Diane’s Kitchen

How a successful snack company in Birmingham supports mental health.
Bowl of Plenty - An ancient nut-processing tradition from India has become a profitable enterprise for Diane’s Kitchen in Birmingham.
Bowl of Plenty – An ancient nut-processing tradition from India has become a profitable enterprise for Diane’s Kitchen in Birmingham.

It all began as a hobby 20 years ago in Diane Orley’s Birmingham basement. Her sister had recently returned from a trip to India, and was eager to share the details of a process she’d learned for making delicious and healthy nuts.

“It’s an ancient tradition in India where you soak the nuts in water for two days and then dehydrate them for two days, and that maintains a vital enzyme for digestion,” Orley explains. “So I bought a dehydrator, and began making them for my friends and family.”
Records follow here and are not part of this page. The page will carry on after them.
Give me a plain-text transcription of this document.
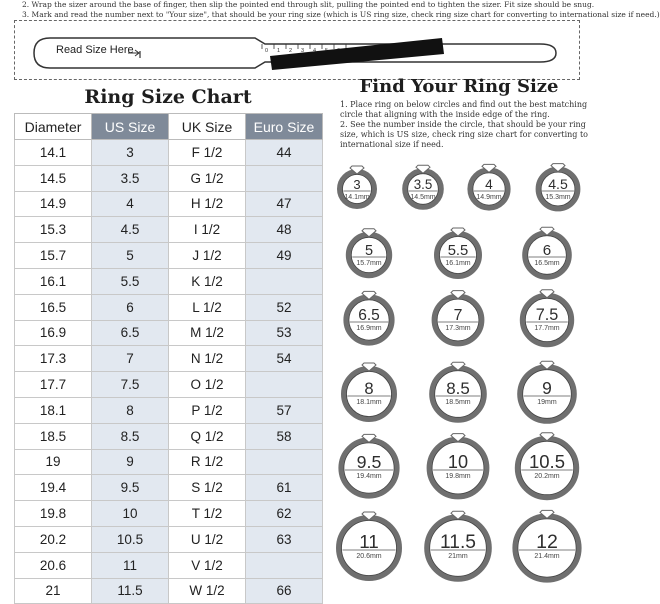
2. Wrap the sizer around the base of finger, then slip the pointed end through slit, pulling the pointed end to tighten the sizer. Fit size should be snug.
3. Mark and read the number next to "Your size", that should be your ring size (which is US ring size, check ring size chart for converting to international size if need.)
0 1 2 3 4
Read Size Here
Ring Size Chart
Diameter	US Size	UK Size	Euro Size
14.1	3	F 1/2	44
14.5	3.5	G 1/2	
14.9	4	H 1/2	47
15.3	4.5	I 1/2	48
15.7	5	J 1/2	49
16.1	5.5	K 1/2	
16.5	6	L 1/2	52
16.9	6.5	M 1/2	53
17.3	7	N 1/2	54
17.7	7.5	O 1/2	
18.1	8	P 1/2	57
18.5	8.5	Q 1/2	58
19	9	R 1/2	
19.4	9.5	S 1/2	61
19.8	10	T 1/2	62
20.2	10.5	U 1/2	63
20.6	11	V 1/2	
21	11.5	W 1/2	66
Find Your Ring Size
1. Place ring on below circles and find out the best matching circle that aligning with the inside edge of the ring.
2. See the number inside the circle, that should be your ring size, which is US size, check ring size chart for converting to international size if need.
3
14.1mm
3.5
14.5mm
4
14.9mm
4.5
15.3mm
5
15.7mm
5.5
16.1mm
6
16.5mm
6.5
16.9mm
7
17.3mm
7.5
17.7mm
8
18.1mm
8.5
18.5mm
9
19mm
9.5
19.4mm
10
19.8mm
10.5
20.2mm
11
20.6mm
11.5
21mm
12
21.4mm
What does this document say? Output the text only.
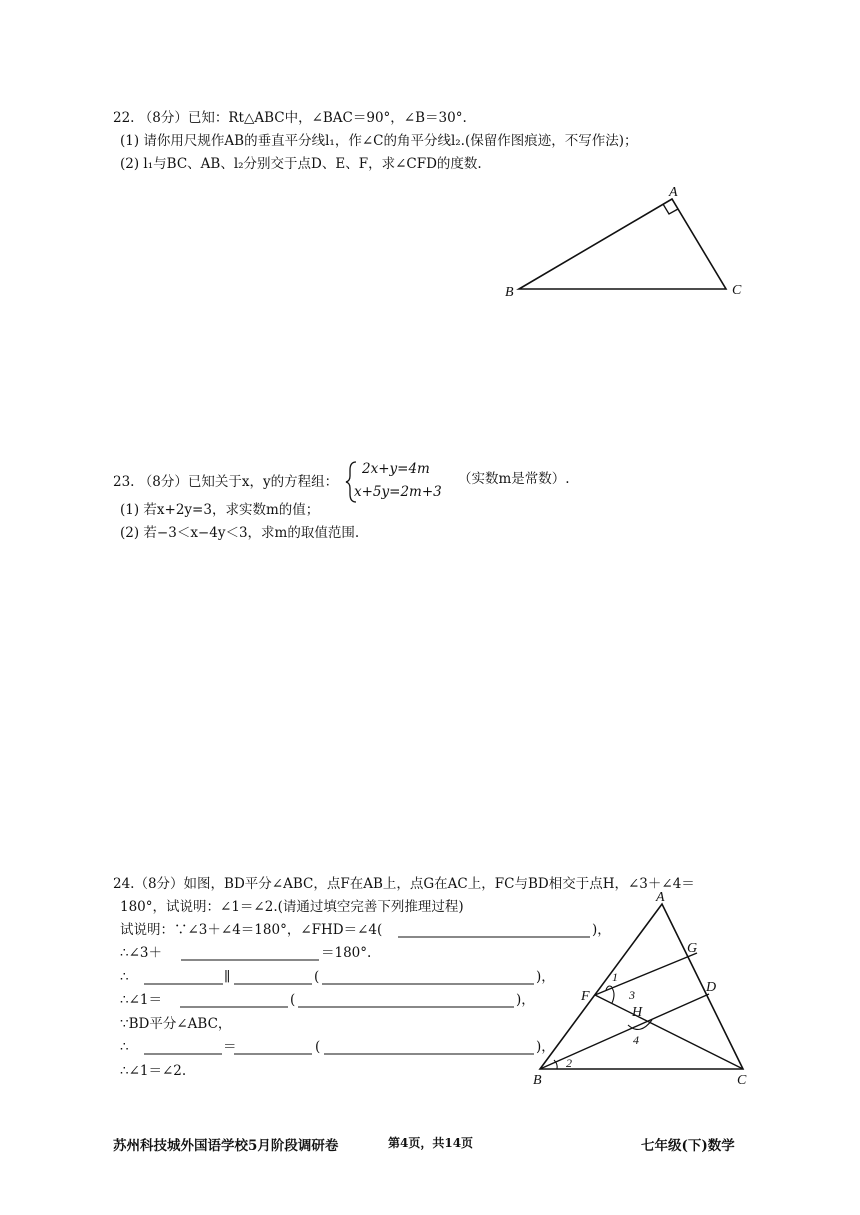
22. （8分）已知：Rt△ABC中，∠BAC＝90°，∠B＝30°.
(1) 请你用尺规作AB的垂直平分线l₁，作∠C的角平分线l₂.(保留作图痕迹，不写作法)；
(2) l₁与BC、AB、l₂分别交于点D、E、F，求∠CFD的度数.
A
B	C
A
G
D
F
H
B	C
1
3
4
2
23. （8分）已知关于x，y的方程组：
2x+y=4m
x+5y=2m+3
（实数m是常数）.
(1) 若x+2y=3，求实数m的值；
(2) 若−3＜x−4y＜3，求m的取值范围.
24.（8分）如图，BD平分∠ABC，点F在AB上，点G在AC上，FC与BD相交于点H，∠3＋∠4＝
180°，试说明：∠1＝∠2.(请通过填空完善下列推理过程)
试说明：∵∠3＋∠4＝180°，∠FHD＝∠4(	)，
∴∠3＋	＝180°.
∴	∥	(	)，
∴∠1＝	(	)，
∵BD平分∠ABC，
∴	＝	(	)，
∴∠1＝∠2.
苏州科技城外国语学校5月阶段调研卷	第4页，共14页	七年级(下)数学
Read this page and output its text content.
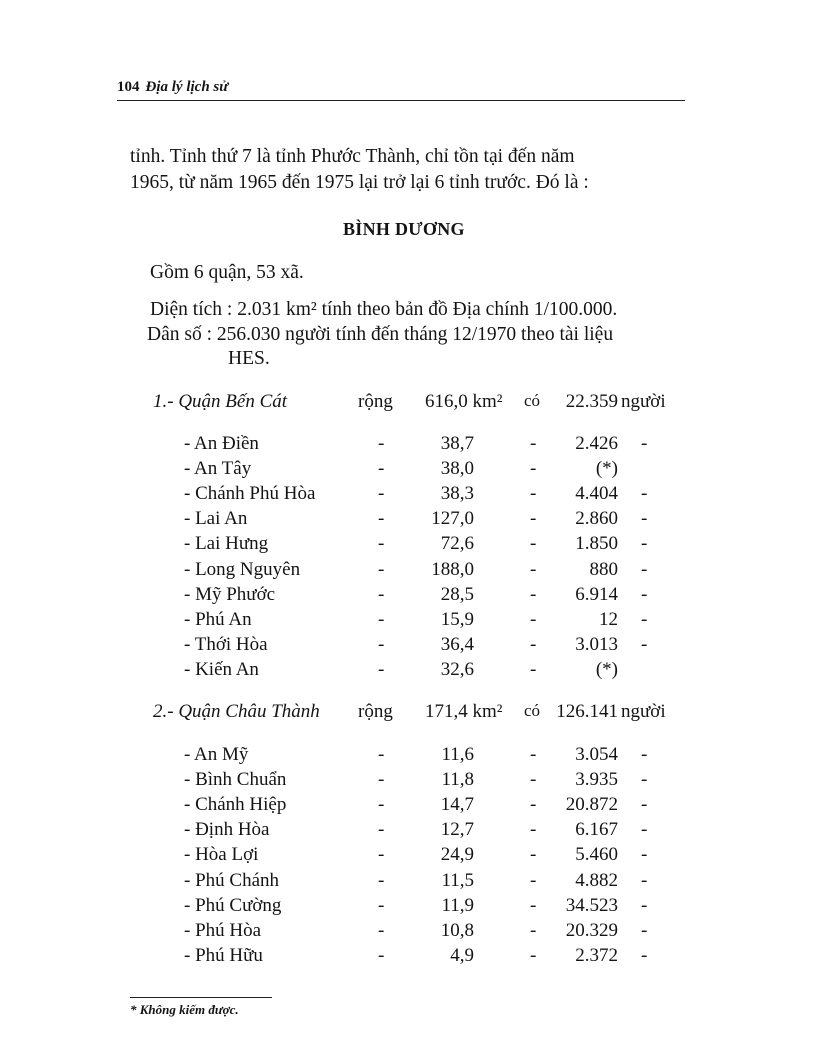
104 Địa lý lịch sử
tỉnh. Tỉnh thứ 7 là tỉnh Phước Thành, chỉ tồn tại đến năm
1965, từ năm 1965 đến 1975 lại trở lại 6 tỉnh trước. Đó là :
BÌNH DƯƠNG
Gồm 6 quận, 53 xã.
Diện tích : 2.031 km² tính theo bản đồ Địa chính 1/100.000.
Dân số : 256.030 người tính đến tháng 12/1970 theo tài liệu
HES.
1.- Quận Bến Cát	rộng 616,0 km² có	22.359 người
- An Điền	-	38,7	-	2.426 -
- An Tây	-	38,0	-	(*)
- Chánh Phú Hòa	-	38,3	-	4.404 -
- Lai An	-	127,0	-	2.860 -
- Lai Hưng	-	72,6	-	1.850 -
- Long Nguyên	-	188,0	-	880 -
- Mỹ Phước	-	28,5	-	6.914 -
- Phú An	-	15,9	-	12 -
- Thới Hòa	-	36,4	-	3.013 -
- Kiến An	-	32,6	-	(*)
2.- Quận Châu Thành rộng 171,4 km² có 126.141 người
- An Mỹ	-	11,6	-	3.054 -
- Bình Chuẩn	-	11,8	-	3.935 -
- Chánh Hiệp	-	14,7	-	20.872 -
- Định Hòa	-	12,7	-	6.167 -
- Hòa Lợi	-	24,9	-	5.460 -
- Phú Chánh	-	11,5	-	4.882 -
- Phú Cường	-	11,9	-	34.523 -
- Phú Hòa	-	10,8	-	20.329 -
- Phú Hữu	-	4,9	-	2.372 -
* Không kiếm được.
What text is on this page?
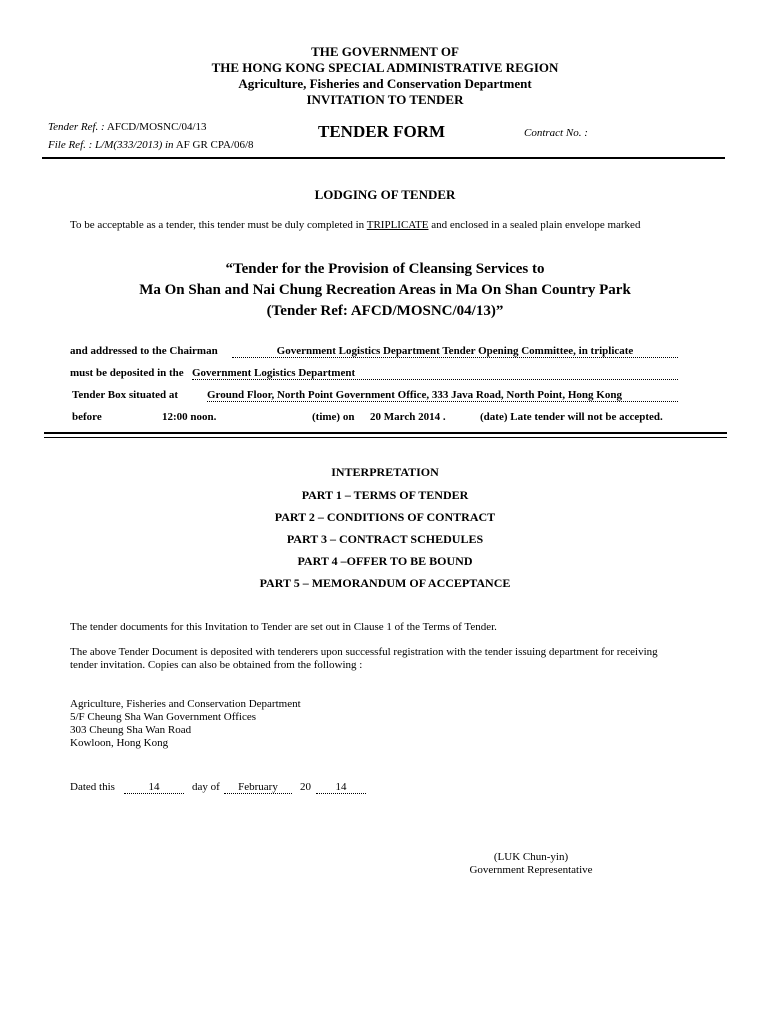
THE GOVERNMENT OF
THE HONG KONG SPECIAL ADMINISTRATIVE REGION
Agriculture, Fisheries and Conservation Department
INVITATION TO TENDER
Tender Ref. : AFCD/MOSNC/04/13
File Ref. : L/M(333/2013) in AF GR CPA/06/8
TENDER FORM	Contract No. :
LODGING OF TENDER
To be acceptable as a tender, this tender must be duly completed in TRIPLICATE and enclosed in a sealed plain envelope marked
“Tender for the Provision of Cleansing Services to
Ma On Shan and Nai Chung Recreation Areas in Ma On Shan Country Park
(Tender Ref: AFCD/MOSNC/04/13)”
and addressed to the Chairman	Government Logistics Department Tender Opening Committee, in triplicate
must be deposited in the Government Logistics Department
Tender Box situated at	Ground Floor, North Point Government Office, 333 Java Road, North Point, Hong Kong
before	12:00 noon.	(time) on 20 March 2014 .	(date) Late tender will not be accepted.
INTERPRETATION
PART 1 – TERMS OF TENDER
PART 2 – CONDITIONS OF CONTRACT
PART 3 – CONTRACT SCHEDULES
PART 4 –OFFER TO BE BOUND
PART 5 – MEMORANDUM OF ACCEPTANCE
The tender documents for this Invitation to Tender are set out in Clause 1 of the Terms of Tender.
The above Tender Document is deposited with tenderers upon successful registration with the tender issuing department for receiving
tender invitation. Copies can also be obtained from the following :
Agriculture, Fisheries and Conservation Department
5/F Cheung Sha Wan Government Offices
303 Cheung Sha Wan Road
Kowloon, Hong Kong
Dated this	14	day of	February	20	14
(LUK Chun-yin)
Government Representative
It wasn’t long before Orley became an entrepreneur. “It was the smallest little nothing business,” she laughs. “I started with just almonds, then walnuts and cashews, and I would mix dried blueberries and cherries with them and make more of a trail mix. I literally put some nuts in a bag and sold them to friends and neighbors.”

Orley’s “nothing business” changed significantly several years ago, when her niece got involved. Like her aunt, Laurel Orley was a healthy snacks aficionado, and she had a successful background in branding and marketing. 

“She just said, ‘Do you want to take this mainstream with me?’ ” Orley recalls. “She told me there was nothing like it on the market, and she wanted to create a category. I said absolutely, and we went full-force.”

Daily Crunch snacks quickly became a reality, and the ladies soon brought in two more partners. “Diane’s Kitchen is a female-founded company,” Orley proclaims. “We worked on R&D and packaging with a company in Maine, and we launched March 5th last year, right at the beginning of the pandemic.”

That turned out to be a positive during those early, scary days, when virtually everyone in the country was staying behind closed doors and relying on home delivery services.

“We have a large presence on Amazon, (and) we were one of the top sellers in the snack category in the first month or two,” Orley says. “We also have direct sales through our website, and then we have retail. We were already in about 300-plus retail outlets around the country, and we just added 350 CVS HealthHubs. Now Meijer is putting us in 1,500 checkout lines in 150 of their stores, which is huge.”

It’s a stunning success story, but it can’t be fully told without including an unspeakably sad event that occurred during Orley’s rise from basement to pinnacle.

“I lost a child to suicide seven years ago, but what that has done for me is it just powered me up to get busy and be an advocate in the mental health world, and destigmatize mental health,” she says. “We’re giving a portion of our profits to The Support Network, which is a peer-to-peer support group. The networks are up on about five or six college campuses, and we’re standing with a lot of schools. Now more than ever, we’ve got to work on those kids and their mental health.”